The S&P 500 has been trucking along with the charts, but lacks any clear direction or momentum at present. Maybe that’s based on the US uncertainty of future interest rate rises, but one thing is clear is that the American economy is picking up and that is keeping the S&P 500 elevated at present.
When I say the American economy is picking up in some ways it is, and in some ways it isn't. Last week we saw what some might say was a weak non-farm payroll result with 142k jobs added to the economy, however, the unemployment rate still fell to 6.1%; in line with expectations from the market.
For the most part US sentiment remains strong, and the prospect of future rate rises are getting tantalisingly close for the market, the question is when and if they will be sustained in the short to medium term; though logically it would be unwise to rush rate hikes unless the economy was booming.

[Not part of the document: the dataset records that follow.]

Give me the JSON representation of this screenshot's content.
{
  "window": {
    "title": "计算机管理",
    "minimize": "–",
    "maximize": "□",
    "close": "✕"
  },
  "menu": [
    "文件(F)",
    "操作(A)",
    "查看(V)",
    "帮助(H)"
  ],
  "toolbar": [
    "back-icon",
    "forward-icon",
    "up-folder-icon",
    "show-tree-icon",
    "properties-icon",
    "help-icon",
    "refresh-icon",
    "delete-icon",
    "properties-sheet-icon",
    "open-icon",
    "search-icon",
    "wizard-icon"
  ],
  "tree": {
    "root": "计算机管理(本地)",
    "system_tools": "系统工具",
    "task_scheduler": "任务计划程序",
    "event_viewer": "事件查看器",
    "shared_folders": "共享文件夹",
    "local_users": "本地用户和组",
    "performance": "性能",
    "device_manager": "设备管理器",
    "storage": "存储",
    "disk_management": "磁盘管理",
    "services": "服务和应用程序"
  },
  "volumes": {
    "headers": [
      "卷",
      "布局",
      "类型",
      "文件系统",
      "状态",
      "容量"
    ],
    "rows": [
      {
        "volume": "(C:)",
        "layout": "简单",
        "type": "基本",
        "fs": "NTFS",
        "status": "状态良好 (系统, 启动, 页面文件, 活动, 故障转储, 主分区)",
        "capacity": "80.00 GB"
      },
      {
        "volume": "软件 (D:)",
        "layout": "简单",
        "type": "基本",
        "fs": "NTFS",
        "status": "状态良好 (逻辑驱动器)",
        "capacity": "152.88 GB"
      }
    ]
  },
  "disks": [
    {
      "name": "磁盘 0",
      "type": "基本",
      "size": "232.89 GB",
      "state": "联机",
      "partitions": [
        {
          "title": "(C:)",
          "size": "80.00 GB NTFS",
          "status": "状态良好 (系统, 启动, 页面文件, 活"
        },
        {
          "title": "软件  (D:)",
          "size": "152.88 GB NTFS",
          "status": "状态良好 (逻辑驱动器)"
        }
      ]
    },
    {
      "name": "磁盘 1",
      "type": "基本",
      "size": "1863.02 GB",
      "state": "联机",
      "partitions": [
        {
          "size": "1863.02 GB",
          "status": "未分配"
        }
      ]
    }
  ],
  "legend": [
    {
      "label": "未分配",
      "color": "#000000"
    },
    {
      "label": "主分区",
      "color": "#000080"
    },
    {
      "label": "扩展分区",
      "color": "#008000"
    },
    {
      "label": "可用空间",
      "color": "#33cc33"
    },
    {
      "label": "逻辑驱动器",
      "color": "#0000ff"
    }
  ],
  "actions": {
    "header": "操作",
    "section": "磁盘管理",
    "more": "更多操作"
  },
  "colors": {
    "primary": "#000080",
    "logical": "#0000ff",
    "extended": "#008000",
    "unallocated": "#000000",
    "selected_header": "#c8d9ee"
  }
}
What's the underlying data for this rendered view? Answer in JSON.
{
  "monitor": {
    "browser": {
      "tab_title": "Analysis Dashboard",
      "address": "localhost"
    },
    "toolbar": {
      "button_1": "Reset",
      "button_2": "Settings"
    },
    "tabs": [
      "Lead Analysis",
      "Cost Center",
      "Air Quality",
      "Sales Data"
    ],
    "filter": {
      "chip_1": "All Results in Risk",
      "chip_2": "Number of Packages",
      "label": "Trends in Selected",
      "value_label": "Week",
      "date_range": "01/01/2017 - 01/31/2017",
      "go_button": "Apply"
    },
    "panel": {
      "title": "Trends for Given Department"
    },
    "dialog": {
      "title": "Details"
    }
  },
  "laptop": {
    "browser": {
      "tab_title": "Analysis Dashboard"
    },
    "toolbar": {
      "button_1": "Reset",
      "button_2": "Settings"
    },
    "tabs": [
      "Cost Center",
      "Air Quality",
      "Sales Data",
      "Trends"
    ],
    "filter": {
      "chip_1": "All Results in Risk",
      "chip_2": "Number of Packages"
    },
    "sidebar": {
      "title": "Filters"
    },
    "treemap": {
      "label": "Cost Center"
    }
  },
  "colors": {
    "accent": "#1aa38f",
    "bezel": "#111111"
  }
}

Either way the S&P 500 is stuck waiting and is playing with the 2000 mark on an hourly basis, which in turn has led to some very tight support and resistance levels that many are currently scalping off.
Current support can be found at 1994.50 and 1986.80, these levels are acting as strong support in the current market. Resistance levels can be found at 2006.20 at present, and any push through should be treated as an over extension unless it closes above this mark.
With the current market finding little movement, it may be up to tonight’s JOLTS Job Openings, but the market may still disregard this and continue to range between its present scalping opportunities until we have some more direction regarding the prospect of future interest rate rises.